No estaba segura de si Bárbara estaba contenta de haberse inscrito para ayudarme con la segunda catarata. Pero lejos de sentirse intimidada por la pálida huésped a su cuidado, me sugirió que me quedara dos noches en su casa la próxima vez. Cuando regresé un par de semanas más tarde, comimos afuera, compartimos historias y fotos, nos espantamos por las noticias de la noche, y gritamos respuestas a Jeopardy, el concurso de TV. Bárbara incluso me llevó a una breve excursión a un parque cercano, donde hacía poco había sido instalada una escultura fascinante pero controversial. ¿Quién diría que la cirugía podía ser tan divertida?

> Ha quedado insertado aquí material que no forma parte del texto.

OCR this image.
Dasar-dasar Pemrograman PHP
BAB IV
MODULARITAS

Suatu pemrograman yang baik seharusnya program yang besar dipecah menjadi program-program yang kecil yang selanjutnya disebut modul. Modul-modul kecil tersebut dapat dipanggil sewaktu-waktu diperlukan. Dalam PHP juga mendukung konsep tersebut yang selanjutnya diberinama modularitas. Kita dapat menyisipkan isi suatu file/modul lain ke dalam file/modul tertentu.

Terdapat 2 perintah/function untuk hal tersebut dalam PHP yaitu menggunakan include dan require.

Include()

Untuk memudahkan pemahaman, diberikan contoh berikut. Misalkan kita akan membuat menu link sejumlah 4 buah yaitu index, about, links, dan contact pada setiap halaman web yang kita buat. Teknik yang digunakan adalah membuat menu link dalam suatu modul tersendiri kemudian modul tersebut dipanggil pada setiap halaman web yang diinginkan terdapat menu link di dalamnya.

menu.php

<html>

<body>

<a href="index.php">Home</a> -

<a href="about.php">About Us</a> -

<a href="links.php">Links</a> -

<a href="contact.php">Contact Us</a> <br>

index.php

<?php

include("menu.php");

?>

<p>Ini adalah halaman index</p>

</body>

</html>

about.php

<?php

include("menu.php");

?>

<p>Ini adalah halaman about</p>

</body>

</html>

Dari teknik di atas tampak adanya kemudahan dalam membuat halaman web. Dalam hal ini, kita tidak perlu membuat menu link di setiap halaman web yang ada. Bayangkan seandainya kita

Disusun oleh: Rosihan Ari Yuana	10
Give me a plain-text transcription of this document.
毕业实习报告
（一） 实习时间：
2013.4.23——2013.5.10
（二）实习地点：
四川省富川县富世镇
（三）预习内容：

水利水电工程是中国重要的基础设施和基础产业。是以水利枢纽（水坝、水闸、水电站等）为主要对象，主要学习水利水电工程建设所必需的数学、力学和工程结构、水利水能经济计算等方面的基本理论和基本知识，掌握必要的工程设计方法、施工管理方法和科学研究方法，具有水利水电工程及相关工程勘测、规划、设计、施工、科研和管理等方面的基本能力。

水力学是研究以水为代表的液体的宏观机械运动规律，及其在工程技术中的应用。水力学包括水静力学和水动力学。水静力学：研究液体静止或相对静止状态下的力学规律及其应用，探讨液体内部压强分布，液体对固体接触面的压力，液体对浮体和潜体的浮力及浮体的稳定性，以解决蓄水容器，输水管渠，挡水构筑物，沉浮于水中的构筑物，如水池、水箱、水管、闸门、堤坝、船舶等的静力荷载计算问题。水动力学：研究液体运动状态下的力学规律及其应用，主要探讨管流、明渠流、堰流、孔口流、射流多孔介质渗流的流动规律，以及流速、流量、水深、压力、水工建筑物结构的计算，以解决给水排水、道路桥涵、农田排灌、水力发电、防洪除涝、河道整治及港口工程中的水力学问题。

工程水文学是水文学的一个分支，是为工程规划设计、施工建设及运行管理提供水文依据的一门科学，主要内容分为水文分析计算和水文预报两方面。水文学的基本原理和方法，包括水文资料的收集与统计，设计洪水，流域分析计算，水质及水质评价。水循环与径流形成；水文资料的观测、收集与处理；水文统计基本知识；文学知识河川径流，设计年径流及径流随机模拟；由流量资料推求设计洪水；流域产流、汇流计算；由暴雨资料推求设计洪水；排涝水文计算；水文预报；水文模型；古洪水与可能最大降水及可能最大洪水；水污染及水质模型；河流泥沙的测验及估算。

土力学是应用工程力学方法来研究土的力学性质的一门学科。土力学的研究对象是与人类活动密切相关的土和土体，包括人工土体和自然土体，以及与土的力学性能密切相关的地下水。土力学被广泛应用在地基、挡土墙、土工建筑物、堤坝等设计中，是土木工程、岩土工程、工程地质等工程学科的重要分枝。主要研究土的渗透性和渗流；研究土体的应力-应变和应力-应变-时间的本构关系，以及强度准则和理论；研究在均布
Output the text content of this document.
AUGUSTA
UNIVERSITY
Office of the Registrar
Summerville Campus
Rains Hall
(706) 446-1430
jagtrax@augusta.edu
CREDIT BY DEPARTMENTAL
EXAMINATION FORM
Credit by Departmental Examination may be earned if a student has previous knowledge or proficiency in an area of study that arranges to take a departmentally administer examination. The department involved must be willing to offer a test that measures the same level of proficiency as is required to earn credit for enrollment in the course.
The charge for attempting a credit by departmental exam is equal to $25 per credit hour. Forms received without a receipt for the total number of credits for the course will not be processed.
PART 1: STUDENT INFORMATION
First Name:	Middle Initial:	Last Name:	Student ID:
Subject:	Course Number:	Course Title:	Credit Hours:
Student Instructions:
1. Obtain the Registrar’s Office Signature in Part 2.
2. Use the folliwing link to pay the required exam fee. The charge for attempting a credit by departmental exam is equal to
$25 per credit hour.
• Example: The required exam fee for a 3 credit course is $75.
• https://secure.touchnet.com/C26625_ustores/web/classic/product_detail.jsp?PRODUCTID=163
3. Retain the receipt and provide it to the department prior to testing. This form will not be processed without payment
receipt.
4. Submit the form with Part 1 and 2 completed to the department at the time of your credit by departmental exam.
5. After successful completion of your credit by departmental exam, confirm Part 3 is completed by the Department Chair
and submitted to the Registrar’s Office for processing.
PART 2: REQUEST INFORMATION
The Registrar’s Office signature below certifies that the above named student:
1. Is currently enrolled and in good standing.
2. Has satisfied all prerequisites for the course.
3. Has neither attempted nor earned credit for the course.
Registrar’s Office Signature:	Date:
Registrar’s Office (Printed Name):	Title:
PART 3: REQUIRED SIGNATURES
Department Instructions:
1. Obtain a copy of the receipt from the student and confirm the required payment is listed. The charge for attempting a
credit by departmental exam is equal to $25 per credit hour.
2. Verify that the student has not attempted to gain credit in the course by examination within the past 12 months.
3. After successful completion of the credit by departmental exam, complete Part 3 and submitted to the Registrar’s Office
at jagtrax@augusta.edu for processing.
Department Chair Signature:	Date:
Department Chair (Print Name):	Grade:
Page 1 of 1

O tan instructiva. El estilo de servicio de Bárbara, tipo Regla de Oro, me dejó con un sentido de dignidad en vez del sentimiento de vergüenza que yo esperaba. Y aunque nunca he visto disponibilidad en una lista oficial de dones espirituales, la manera como ella ministraba era —sin duda, sin discusión— tanto un don como un objetivo: Me di cuenta de que, aunque a menudo digo que sí, mi tendencia es mantenerme callada mientras pienso en mi agenda, algo que mis hijos dicen que da la impresión de ser renuencia. Para ser sincera, no lo es. Pero cuando lo pienso con objetividad, me doy cuenta de que yo había hecho una pausa de esa manera, también. Así que, dando gracias a Dios por enviar a un buen samaritano en la persona de Bárbara, le pedí que me ayudara a “ir y hacer lo mismo” (Lc 10.37).
Nunca esperé que Dios respondiera a mi oración tan pronto, o de una manera tan irónica. Nueve días después, la misma Bárbara se desgarró un músculo, y tuvo un dolor tan intenso que un pie no podía soportar su peso. Estuvo confinada a la cama durante una semana –mucho tiempo sin manejar o vestirse, o incluso bajar las escaleras para buscar agua fría. ¡Qué inversión de roles! ¡Y qué oportunidad de retribuir su gran ejemplo!